Kelly and I took our first belly dance class from Wanda last night. I left filled with enthusiasm. Some of the moves I fell into quite easily and others will take lots of practice. I really feel like this is something I will stick with. It's fun.
Meanwhile on the weight issue. It has been hard lately. My attention has been turned elsewhere for the past couple of weeks. Went on a sugar binge and made myself feel really crummy. Today I have switched to low carb....for just awhile to get my blood sugars under control, get rid of the bloat and just skinny down a bit. 2 steps forward 1 step back. I just felt kinda icky yesterday and I Know it was the result of poor eating.
The Tour De Cure is in 3 days. Ready or not here I come.

Saturday, August 28, 2010

Zils, sore muscles and lotsa enthusiasm

Belly dancing....
I think I have found the perfect AB workout. Holy Cow, I could barely raise up from a prone position after practicing my tummy undulations off 'n on at work. Baggy shirt on, who knew?
I talked to my new instructor for quite some time, ordered some zils and now I'm looking forward to my first REAL lesson.

Monday, August 9, 2010

The Deans, Jimmy and Paula

230 calories, not too shabby....and it's pretty good. God Bless Jimmy for coming up with this reasonable substitution for a REAL MAN's breakfast. Paula Dean on the other hand does the work of the devil. No more Paula treats for me.
This morning I'll be heading out on a run. A 4 miler today. This evening I have a date for a bike ride with Ry. Oh how I love my days off. The exercise is so much easier when I have the time and leisure to do it.
Feelin' fat today for some reason. I don't know why my head plays these funny games with me. I feel good one day and bad the next. This usually has to do with what is going on in my head and not some much what's going on with the scale. A good solid exercise session with bump that thought from my mind. Onward and upward!

Sunday, August 8, 2010

Psyched

I am so completely psyched to start my belly dancing classes!! This is exactly what I needed, a new direction to go with my fitness program.

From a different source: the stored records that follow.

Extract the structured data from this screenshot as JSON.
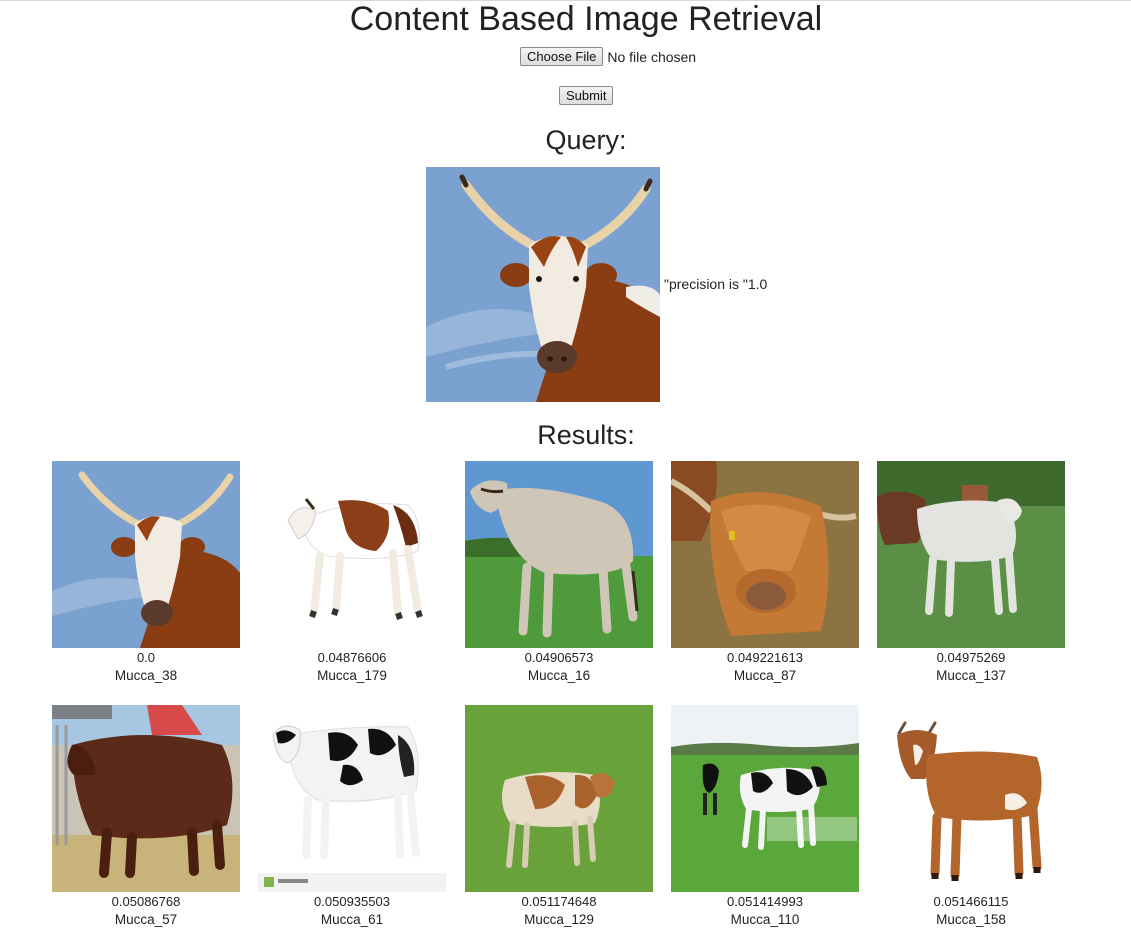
{
  "header": {
    "title": "Content Based Image Retrieval"
  },
  "upload": {
    "choose_label": "Choose File",
    "file_status": "No file chosen",
    "submit_label": "Submit"
  },
  "query": {
    "heading": "Query:",
    "precision_text": "\"precision is \"1.0"
  },
  "results": {
    "heading": "Results:",
    "items": [
      {
        "score": "0.0",
        "name": "Mucca_38"
      },
      {
        "score": "0.04876606",
        "name": "Mucca_179"
      },
      {
        "score": "0.04906573",
        "name": "Mucca_16"
      },
      {
        "score": "0.049221613",
        "name": "Mucca_87"
      },
      {
        "score": "0.04975269",
        "name": "Mucca_137"
      },
      {
        "score": "0.05086768",
        "name": "Mucca_57"
      },
      {
        "score": "0.050935503",
        "name": "Mucca_61"
      },
      {
        "score": "0.051174648",
        "name": "Mucca_129"
      },
      {
        "score": "0.051414993",
        "name": "Mucca_110"
      },
      {
        "score": "0.051466115",
        "name": "Mucca_158"
      }
    ]
  },
  "colors": {
    "sky": "#6f9ac9",
    "grass": "#5e9a3a",
    "cow_brown": "#8a3d12",
    "white_bg": "#ffffff"
  }
}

Right now it's all about shopping for the bangles and bedazzley things. And the DVD that Nessa put in my Amazon cart to get me going on this new venture.
Tomorrow I'm meeting Ryan (son) for lunch at Quiznos for a veggie sammie. I really really like those and it's guiltfree!!
Did pretty good with the eating stuff today.....gotta have those chilled apples in the fridge for evening emergencies.
welp, that's it for tonite.
Chow!

Friday, August 6, 2010

Big boned?

"I have a large frame", "I am big boned". These are things that we tell ourselves when we are unhappy with the number on the scale. I've always avoided saying either of these. I didn't want a cop out. I just wanted to be smaller. Recently I ran across a self test involving measuring and comparisions of various body parts to determine whether you are small, medium or larged framed. I fully expected the result to be medium. That's what I have claimed for 50 years or so. Well guess what? Wrong. This still seems kind of hilarious to me but I actually AM large framed. I carry too much weight on this frame, true, but I have had to reassess my "ideal weight" goal with this in mind. I am now shooting for 145 pounds. This is about as thin as it's going to get realistically. So there it is.....stated to the world. My goal weight. Having lost some weight already, I am heading into difficult territory. The stubborn pounds. But I am determined. Today is Day 1 of my reality based efforts.